Indian equity markets are likely to start weakly on Monday, December 15, due to weak global signals and the fall across Asian markets. The GIFT Nifty was trading at around 26,037, around 98 points down, indicating a negative opening for the indices.
The positive sentiment in relation to the US Federal Reserve's interest rate cuts on Friday has again been reflected in the Indian stock market by lifting both the Sensex and the Nifty higher.
The Sensex rose by 450 points (0.53%) to close at 85,267.66 while the Nifty increased 148 points (0.57%) to finish trading at 26,046.95.
If you look at the Sensex it has been in a defined range for the last several days. The first line of defence is the ability to stay above 85,000 for support. If you can stay above 85,000 and maintain above 84,800, then you will have a defined support area immediately below 85,000.
Going forward for the next several days, the projection for the Sensex is that it will stay between 84,800 and 85,500, with 85,000 being the pivotal point for determining market direction.
If the index can get above 85,300, then your resistance area will be between 85,600 and 86,100. However, if the index trades below 84,800, then the market will become bearish and rapidly shift sentiment to the downside.
Nifty 50 has bounced back to 26,000, reinforcing the optimistic sentiment after finding support around 25,720.

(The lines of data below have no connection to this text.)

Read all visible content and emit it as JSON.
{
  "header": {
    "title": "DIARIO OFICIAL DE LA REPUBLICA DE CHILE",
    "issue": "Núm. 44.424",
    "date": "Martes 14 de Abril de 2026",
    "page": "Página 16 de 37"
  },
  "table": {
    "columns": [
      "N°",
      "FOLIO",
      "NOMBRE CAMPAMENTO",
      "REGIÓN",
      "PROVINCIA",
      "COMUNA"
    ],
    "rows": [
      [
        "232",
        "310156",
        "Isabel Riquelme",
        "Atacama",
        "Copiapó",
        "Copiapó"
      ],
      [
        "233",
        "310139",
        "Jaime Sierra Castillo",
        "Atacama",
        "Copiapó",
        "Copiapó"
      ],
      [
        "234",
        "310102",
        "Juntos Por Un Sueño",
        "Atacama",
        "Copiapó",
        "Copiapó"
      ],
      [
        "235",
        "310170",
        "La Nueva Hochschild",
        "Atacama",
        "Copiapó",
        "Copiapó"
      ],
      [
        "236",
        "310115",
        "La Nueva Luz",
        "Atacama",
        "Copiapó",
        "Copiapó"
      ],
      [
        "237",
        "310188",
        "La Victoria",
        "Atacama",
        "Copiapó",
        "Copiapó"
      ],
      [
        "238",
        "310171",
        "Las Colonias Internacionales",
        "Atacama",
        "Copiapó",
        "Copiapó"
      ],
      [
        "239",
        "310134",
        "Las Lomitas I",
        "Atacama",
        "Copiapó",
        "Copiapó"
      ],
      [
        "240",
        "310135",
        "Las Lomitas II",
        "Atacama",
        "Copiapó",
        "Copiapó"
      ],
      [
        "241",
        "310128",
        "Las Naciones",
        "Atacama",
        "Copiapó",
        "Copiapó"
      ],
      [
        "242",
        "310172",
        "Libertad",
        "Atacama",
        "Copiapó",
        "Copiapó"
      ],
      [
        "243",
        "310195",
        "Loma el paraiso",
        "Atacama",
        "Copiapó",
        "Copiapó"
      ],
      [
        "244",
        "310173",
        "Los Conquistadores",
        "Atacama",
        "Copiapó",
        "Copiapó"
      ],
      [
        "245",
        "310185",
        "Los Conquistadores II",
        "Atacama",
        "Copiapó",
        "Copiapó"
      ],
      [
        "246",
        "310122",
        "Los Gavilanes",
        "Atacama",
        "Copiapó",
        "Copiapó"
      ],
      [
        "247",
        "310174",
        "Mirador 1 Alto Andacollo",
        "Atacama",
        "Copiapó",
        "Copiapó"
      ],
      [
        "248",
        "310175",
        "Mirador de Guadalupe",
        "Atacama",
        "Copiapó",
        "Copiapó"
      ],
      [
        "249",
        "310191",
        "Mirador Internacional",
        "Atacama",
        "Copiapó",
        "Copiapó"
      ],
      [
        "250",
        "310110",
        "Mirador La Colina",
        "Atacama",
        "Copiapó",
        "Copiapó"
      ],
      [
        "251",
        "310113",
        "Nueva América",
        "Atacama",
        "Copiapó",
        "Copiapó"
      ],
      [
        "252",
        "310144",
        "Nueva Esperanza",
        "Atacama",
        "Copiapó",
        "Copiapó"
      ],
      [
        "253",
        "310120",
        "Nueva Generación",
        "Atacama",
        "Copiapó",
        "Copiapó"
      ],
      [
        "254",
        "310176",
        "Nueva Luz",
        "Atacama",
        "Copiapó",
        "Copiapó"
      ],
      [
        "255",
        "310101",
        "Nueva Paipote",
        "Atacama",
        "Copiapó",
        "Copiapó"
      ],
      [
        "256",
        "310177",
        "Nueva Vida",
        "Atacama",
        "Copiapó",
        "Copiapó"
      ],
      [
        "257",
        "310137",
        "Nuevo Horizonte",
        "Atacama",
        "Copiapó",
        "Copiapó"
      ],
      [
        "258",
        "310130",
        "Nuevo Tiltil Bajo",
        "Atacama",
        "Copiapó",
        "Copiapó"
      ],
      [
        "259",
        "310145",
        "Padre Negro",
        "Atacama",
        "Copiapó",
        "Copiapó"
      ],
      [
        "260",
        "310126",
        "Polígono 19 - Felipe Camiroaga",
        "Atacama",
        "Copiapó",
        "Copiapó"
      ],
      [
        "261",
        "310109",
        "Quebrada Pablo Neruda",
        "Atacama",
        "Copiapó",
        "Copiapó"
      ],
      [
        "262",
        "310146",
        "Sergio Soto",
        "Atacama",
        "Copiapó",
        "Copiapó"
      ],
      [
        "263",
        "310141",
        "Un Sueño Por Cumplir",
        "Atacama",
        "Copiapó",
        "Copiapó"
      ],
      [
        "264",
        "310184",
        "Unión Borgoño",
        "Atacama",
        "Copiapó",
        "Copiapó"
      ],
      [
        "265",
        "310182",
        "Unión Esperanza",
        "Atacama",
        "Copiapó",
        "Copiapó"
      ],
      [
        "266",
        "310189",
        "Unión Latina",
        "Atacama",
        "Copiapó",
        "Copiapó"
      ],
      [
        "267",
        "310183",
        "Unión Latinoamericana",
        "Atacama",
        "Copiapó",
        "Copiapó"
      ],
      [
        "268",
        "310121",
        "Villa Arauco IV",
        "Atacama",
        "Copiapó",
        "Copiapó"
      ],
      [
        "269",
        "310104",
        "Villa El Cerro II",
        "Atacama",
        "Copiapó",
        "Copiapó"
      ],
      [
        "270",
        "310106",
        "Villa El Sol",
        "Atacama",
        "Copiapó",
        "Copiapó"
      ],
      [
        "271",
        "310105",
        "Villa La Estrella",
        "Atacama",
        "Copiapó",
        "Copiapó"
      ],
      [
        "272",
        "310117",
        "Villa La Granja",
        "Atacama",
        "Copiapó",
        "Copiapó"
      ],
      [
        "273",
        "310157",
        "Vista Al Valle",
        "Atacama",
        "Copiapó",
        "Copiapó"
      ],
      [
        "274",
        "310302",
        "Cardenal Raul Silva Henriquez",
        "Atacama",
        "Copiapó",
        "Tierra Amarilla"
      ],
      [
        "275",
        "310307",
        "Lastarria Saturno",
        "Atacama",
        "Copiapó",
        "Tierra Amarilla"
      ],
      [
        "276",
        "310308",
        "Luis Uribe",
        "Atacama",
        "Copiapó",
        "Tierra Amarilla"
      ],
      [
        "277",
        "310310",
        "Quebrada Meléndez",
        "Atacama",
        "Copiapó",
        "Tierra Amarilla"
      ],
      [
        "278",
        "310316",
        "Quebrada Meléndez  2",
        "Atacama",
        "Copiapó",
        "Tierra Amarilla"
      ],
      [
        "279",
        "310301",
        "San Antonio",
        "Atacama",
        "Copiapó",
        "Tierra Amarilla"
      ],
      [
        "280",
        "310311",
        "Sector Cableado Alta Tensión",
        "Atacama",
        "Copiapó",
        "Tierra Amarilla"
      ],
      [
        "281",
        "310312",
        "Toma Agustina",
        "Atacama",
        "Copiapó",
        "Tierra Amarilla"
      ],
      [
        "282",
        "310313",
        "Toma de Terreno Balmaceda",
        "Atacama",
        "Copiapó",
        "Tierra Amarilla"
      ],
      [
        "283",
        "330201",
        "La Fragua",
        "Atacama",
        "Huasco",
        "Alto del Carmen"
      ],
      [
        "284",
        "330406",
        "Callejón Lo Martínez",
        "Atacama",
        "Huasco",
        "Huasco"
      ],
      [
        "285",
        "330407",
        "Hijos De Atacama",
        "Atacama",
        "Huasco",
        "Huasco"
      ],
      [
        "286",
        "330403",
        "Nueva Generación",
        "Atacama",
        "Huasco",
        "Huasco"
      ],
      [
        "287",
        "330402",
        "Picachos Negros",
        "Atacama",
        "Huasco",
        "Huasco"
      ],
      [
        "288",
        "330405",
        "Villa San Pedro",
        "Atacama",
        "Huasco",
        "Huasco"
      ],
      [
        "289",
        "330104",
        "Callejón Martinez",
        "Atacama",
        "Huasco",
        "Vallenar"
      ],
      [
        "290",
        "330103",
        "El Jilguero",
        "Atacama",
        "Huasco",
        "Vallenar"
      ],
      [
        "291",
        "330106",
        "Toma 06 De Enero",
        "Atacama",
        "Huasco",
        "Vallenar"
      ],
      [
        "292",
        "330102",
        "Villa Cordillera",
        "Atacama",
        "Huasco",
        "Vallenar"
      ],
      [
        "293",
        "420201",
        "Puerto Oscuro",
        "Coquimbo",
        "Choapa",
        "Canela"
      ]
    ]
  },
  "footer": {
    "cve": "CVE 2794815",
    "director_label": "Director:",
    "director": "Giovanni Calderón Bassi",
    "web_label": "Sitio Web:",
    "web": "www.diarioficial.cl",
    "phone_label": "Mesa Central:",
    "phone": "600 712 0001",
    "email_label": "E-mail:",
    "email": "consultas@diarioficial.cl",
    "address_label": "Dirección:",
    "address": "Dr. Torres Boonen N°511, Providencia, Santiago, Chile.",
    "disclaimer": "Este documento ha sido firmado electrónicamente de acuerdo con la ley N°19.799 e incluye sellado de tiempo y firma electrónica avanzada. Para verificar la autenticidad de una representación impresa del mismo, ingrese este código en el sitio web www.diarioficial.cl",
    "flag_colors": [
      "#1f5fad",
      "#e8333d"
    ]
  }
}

If the 25,900-26,000 level is held, short covering may be triggered, which could push the index to 26,200-26,300 in the short term.
The options data suggest a shift in open interest to higher strikes, with considerable addition at 26,200 and maximum positioning around 26,500, implying a limited upside unless a strong breakthrough occurs.
The Bank Nifty ended last week’s trading at around 59,390, showing signs of consolidation. The nearest support is at 58,800-59,100, with resistance at 59,500, then 59,800-60,115.
A steady rise above 59,500 could boost market sentiment; however, a failure to hold support could lead to continued range-bound trading.
Also Read: Why These 7 Stocks are Set for Big Earnings Growth Despite Market Slump
Sectorally, Nifty Metal was the lead gainer, rising 2.6%. Meanwhile, Realty, Infra, Energy, Auto, IT, Banks, and Pharma followed by rising between 0.15% and 1.5%.
Similarly, the Midcap and Smallcap indices registered robust increases of 1.18% and 0.94%, respectively, despite the Media and FMCG segments experiencing minor downturns.
Investor wealth surged significantly as the total market capitalisation of BSE-listed firms crossed Rs. 470 lakh crore, adding more than Rs. 3 lakh crore in a single session.